#LFFtovers: The Sessions

Director    Ben Lewin
Starring    John Hawkes, Helen Hunt, William H Macy, Moon Bloodgood, Adam Arkin, Rhea Perlman, Annika Marks
Release    19 OCT (US) 18 JAN (UK)    Certificate 15
4 stars


22nd October 2012

No sooner than it had begun (okay, 12 days after it had begun), the London Film Festival closes for another year. Shit. Even though I managed to break my own record by seeing a whopping SEVEN films in competition, I've still managed to emerge into the cold light of day with loads of poorly-written notes for films I've not yet had time to review. Hence these 'LFFtovers': a rather delicious pun that hopefully distracts you from how sloppy I've been in adding my reviews. Shut up. Here's my take on The Sessions.

The Sessions was the second film I saw at LFF 2012, and the second film featuring a character with a life-altering disability. While Rust & Bone was really very good – so good it allegedly inspired one couple to actually start fucking during the screening – the tone is radically different from The Sessions. The former uses the main character's accident as the dramatic, emotional crux of the movie: the epicentre of tragedy. John Hawkes' character Mark O'Brien, however, has been living with polio for his entire life. Although he's paralysed from the neck down, Mark has made his peace with what he is and isn't capable of. All except one thing: sex. Or 'rust and boning', to use modern parlance.
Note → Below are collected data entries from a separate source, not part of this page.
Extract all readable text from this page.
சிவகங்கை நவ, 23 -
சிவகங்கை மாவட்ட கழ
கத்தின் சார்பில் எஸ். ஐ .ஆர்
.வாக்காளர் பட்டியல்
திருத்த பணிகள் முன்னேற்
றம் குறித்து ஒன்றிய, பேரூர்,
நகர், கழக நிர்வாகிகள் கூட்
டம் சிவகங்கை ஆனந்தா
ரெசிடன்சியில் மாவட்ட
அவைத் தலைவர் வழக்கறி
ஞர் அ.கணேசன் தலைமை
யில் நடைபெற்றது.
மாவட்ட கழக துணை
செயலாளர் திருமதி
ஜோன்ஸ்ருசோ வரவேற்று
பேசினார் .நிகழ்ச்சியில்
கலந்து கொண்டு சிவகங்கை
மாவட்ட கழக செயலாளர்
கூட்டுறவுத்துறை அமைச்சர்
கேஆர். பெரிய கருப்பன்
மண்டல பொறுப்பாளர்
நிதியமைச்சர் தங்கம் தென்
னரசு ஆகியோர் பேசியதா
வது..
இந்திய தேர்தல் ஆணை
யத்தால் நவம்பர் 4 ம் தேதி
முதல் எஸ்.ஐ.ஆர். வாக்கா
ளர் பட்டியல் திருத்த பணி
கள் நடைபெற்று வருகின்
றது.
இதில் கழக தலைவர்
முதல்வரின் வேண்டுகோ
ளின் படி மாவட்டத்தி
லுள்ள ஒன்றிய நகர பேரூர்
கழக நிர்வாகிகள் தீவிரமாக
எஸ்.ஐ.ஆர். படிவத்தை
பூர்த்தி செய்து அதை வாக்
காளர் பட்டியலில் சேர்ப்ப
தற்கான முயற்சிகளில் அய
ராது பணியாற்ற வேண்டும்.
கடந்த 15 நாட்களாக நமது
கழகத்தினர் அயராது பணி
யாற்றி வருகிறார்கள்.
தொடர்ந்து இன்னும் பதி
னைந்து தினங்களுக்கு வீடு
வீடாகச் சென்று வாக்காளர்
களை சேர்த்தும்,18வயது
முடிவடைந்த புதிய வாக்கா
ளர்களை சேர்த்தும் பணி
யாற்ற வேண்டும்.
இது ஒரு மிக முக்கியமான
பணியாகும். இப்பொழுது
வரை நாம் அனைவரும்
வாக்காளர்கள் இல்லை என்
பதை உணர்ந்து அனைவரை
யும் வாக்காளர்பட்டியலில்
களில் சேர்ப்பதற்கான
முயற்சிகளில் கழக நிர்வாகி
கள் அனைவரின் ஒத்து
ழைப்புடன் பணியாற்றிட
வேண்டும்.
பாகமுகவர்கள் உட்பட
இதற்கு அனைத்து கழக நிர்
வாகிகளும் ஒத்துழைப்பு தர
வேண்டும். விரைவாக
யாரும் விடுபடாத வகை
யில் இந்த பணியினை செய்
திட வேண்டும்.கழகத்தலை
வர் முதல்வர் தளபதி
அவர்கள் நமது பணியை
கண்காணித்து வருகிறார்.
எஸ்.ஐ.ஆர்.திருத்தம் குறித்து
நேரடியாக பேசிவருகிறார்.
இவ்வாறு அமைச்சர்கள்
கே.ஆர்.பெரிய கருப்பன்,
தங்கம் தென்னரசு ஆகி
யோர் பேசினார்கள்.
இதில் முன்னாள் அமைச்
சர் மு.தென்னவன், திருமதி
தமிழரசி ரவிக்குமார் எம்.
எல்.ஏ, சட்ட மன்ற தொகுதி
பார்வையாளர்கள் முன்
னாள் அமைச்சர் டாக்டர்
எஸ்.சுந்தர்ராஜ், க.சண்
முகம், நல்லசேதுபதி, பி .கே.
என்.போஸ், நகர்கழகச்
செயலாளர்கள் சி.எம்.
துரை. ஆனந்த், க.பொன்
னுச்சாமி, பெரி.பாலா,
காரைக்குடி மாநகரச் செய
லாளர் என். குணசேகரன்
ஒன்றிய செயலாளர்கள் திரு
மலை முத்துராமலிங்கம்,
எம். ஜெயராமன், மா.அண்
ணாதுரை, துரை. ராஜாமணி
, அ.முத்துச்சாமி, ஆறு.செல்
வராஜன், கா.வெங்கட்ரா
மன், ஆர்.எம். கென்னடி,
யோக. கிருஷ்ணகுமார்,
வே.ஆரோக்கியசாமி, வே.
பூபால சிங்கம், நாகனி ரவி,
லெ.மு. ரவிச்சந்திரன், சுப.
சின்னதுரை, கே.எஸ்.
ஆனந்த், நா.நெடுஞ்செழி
"Just call me Matthias Schoenaerts."

Though The Sessions is heart-achingly sad at its core, it doesn't set out its stall to make you cry – far from it. Writer/director Ben Lewin has obviously made a conscious decision to ditch anything overly depressing and concentrates on the lighter, more uplifting stuff – the kind of shameless feelgoodery that makes you feel utterly wretched for having two arms, two legs, a functioning central nervous system and yet a desire to spend your free time sitting still in a cinema eating Skittles. The Sessions approaches its difficult subject matter from a position of quizzical interest, dispensing with the majority of the moping in favour of small pockets of joy, sadness and longing.

As The Incredible Suit has selfishly already stated, it's almost impossible to describe a film like The Sessions without using the words "touching" and "brave", but that's only because it's touchingly brave. John Hawkes, lay perma-flat and adopting a nasal affectation, gives a horizontal role three dimensions with humour and wit, all of which only serves to make you feel his plight without him ever having to play to the camera. On being asked whether he's religious, Mark replies: "Oh yes, I'd find it intolerable not to have someone to blame for all of this."

Helen Hunt's role as Mark's sex therapist is arguably even more challenging – she has to move her limbs and everything, not like her work-shy co-star. The question of what makes a sex therapist different from a prostitute is raised (they don't want your repeat business, apparently), and Hunt's performance is certainly powerful enough to distract you from the fact that she's rocking an extreme nuddy situation. If there was a category at the Oscars for Best Acting While Completely Naked, well... I'd probably start watching the Oscars. Kudos to the Huntmeister at any rate.

Another close shave. Ha ha ha. Captions.

Neither an issue-pushing disability drama or a crude, American Polio-style sex comedy, The Sessions is sweet and winning – 'feel good' minus the fingers down the throat. Lewin resists all temptation to square off the characters – the carer who can't hack it, the douchebag husband who just doesn't get it, the judgemental priest. Not in this movie: everyone is human and believable and fallible, and at the centre of it all is Hawkes, the most vibrant, colourful character of the lot.